Wild spending = success?
If teams won titles based on offseason spending sprees, you could ship Lord Stanley to Minnesota. The Wild, who missed the playoffs last year and had the NHL's worst offense, spent a combined $196 million on free agents Ryan Suter and Zach Parise. Minnesota still has some defensive shortcomings, and goalie Josh Harding is making a courageous return from multiple sclerosis, so there are still lots of questions. That said, it would be surprising if the Wild weren't in the playoffs.

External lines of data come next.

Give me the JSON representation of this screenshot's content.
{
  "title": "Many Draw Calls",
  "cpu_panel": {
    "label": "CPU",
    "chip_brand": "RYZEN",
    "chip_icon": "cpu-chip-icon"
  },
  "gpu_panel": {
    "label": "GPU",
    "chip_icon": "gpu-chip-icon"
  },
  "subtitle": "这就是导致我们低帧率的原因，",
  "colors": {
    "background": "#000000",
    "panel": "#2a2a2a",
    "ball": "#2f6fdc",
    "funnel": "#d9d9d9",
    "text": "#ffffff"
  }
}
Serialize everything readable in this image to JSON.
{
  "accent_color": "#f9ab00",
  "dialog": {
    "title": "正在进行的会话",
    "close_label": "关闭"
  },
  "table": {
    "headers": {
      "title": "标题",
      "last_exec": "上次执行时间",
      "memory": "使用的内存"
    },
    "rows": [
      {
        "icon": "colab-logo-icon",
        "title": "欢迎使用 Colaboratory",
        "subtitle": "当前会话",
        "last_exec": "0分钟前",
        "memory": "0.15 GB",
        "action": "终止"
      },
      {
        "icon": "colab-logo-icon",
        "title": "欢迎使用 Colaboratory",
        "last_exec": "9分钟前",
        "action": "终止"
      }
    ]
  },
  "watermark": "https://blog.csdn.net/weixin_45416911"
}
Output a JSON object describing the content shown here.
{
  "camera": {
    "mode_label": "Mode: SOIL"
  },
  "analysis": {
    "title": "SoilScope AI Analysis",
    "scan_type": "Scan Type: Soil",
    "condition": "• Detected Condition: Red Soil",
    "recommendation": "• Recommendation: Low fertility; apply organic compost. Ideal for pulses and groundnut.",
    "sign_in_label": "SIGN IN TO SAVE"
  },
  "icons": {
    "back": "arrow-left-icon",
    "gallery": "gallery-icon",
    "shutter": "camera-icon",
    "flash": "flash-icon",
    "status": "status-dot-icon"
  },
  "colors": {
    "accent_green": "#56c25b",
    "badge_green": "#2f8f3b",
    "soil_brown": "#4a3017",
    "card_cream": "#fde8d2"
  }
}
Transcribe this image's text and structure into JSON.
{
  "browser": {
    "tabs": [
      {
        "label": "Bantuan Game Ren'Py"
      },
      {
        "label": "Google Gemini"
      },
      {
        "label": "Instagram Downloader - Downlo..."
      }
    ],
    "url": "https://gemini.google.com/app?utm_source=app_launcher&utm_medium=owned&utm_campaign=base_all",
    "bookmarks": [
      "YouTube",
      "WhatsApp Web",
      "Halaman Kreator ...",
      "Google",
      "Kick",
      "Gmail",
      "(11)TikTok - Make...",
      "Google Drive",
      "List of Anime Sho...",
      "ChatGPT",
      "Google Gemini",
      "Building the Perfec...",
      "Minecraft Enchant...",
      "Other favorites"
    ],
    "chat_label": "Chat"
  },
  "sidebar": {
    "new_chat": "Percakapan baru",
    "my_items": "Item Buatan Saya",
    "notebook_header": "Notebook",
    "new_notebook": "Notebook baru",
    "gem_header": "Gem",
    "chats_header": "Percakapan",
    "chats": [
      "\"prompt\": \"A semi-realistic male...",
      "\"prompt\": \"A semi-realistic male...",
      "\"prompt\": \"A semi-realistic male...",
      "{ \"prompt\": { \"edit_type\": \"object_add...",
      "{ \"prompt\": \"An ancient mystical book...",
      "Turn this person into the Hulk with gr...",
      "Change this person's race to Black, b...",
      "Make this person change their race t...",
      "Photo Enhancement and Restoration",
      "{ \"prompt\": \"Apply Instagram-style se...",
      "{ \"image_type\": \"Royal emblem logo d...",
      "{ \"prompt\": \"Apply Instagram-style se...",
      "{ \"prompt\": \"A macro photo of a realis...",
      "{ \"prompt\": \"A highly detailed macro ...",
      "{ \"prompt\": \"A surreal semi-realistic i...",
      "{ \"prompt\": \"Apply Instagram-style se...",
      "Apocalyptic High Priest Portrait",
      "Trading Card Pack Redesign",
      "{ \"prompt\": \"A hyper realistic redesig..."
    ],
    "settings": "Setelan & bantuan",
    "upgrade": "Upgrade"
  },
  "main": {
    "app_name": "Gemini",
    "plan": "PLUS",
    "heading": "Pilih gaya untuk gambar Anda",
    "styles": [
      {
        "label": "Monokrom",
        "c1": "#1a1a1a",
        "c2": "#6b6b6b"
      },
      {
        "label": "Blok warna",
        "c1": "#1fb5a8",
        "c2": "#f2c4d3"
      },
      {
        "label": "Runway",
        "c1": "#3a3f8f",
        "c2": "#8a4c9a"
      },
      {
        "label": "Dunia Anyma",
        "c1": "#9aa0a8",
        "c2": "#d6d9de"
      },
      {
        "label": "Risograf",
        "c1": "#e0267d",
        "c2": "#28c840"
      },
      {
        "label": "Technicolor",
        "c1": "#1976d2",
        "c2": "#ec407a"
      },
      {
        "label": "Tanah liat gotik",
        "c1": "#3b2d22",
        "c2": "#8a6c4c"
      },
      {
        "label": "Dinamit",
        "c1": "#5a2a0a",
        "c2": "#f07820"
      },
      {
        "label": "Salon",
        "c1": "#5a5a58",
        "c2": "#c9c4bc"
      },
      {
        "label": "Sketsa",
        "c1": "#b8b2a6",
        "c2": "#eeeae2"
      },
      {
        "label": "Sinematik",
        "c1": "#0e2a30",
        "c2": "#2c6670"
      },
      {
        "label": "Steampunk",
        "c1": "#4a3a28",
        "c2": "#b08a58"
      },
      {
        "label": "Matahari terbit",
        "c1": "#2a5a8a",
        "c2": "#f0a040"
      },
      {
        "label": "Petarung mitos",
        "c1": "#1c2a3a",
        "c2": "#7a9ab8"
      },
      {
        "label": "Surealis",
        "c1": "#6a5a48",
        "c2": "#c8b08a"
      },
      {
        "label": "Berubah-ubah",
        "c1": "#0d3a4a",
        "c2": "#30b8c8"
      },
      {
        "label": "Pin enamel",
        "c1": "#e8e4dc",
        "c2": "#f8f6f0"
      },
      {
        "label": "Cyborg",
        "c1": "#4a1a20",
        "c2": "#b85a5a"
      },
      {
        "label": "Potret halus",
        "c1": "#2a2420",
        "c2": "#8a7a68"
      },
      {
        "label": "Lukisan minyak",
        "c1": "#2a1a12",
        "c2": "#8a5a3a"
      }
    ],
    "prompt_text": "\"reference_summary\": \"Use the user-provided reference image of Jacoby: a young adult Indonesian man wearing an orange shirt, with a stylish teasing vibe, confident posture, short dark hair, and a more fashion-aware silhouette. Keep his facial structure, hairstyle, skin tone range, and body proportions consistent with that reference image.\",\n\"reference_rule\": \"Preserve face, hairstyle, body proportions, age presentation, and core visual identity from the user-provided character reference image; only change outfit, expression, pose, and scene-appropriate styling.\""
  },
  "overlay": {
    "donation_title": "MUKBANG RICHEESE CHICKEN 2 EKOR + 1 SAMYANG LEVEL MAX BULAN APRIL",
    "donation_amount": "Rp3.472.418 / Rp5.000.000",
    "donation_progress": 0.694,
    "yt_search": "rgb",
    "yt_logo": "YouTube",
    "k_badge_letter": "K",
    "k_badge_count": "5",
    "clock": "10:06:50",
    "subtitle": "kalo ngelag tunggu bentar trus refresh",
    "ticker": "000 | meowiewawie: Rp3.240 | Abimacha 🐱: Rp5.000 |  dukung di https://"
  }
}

Philly West aims for repeat
With several former Flyers in management and on the ice (again), the Los Angeles Kings will try to become the first team to win consecutive Stanley Cups since the Red Wings in 1997 and 1998. Former Flyers Mike Richards, Jeff Carter, Simon Gagne, and Justin Williams are among the veterans on a team that is hoping Anze Kopitar returns quickly from an injured knee. The Kings are deep on defense, possess one of the league's best goalies (Jonathan Quick), and are intent on showing their climb from eighth seed to Cup champion was no fluke.
Fallout from the lockout
With just six-day training camps, there are expected to be a higher number of injuries than usual in the condensed season - 48 games in 99 days. With that in mind, the teams that have strong depth in the minors figure to reap the benefits.
The Devils and post-lockout
The last time the NHL had a shortened season, goalie Martin Brodeur and the Devils won their first Stanley Cup. That was in 1995, when Brodeur just turned 23. Today, at age 40, Brodeur is still going strong. The Devils, however, are only a long-shot contender because they lost star winger Parise to free agency and will be hard-pressed to replace his many talents.
Ovie ready to rebound?
In Washington, it will be interesting to see if accommodating new Capitals coach Adam Oates can bring out the best in Alex Ovechkin. The coach plans to use Ovechkin in more situations. It speaks volumes about Ovechkin's talent that despite 38 goals last season, it was considered a disappointing year for the star winger. He had just 65 points, by far the lowest of his seven-year career.
Long-suffering Edmonton has a host of talented young players on its roster, including Ryan Nugent-Hopkins, Taylor Hall, Jordan Eberle, and heralded rookie Nail Yakupov (the No. 1 overall draft pick in June), and could be ready to return to relevance. The Oilers will be bolstered by the addition of free-agent defenseman Justin Schultz, a rookie who had 18 goals and 48 points for AHL Oklahoma City during the lockout.
Decisions, decisions . . .
If Anaheim stars Ryan Getzlaf and Corey Perry are unsigned late in the season, it will be interesting to see if they are dealt as the April 3 trade deadline approaches. Both can become unrestricted free agents in July, so general manager Bob Murray may have difficult decisions to make.
Carolina did not make the playoffs last season, but the Hurricanes seem primed for a turnaround. Quietly, Carolina had the Southeast Division's best record over the last 48 games last season, and the Hurricanes improved in the offseason by acquiring Jordan Staal and signing Alexander Semin. The 'Canes are a trendy pick to climb to the top in the balanced Southeast.
Decline in Detroit
Will the retirement of Nicklas Lidstrom, one of the best defensemen in NHL history, affect the Red Wings? Indeed. Look for the Red Wings to slip a few notches in the West - they were seeded fifth last year - but they still should earn their 22d (22d!) straight playoff berth.
Once upon a time, it seemed like the Stanley Cup was permanently housed in Canada. Toronto and Montreal owned the 1960s, and the Canadiens dominated the 1950s and 1970s. A Canadian team won the Cup from 1984 to 1990. But a Canadian team hasn't won the Cup since Montreal in 1993. Will the drought continue? Probably. Vancouver appears to be the only Canadian team with a legitimate chance to win the title this year.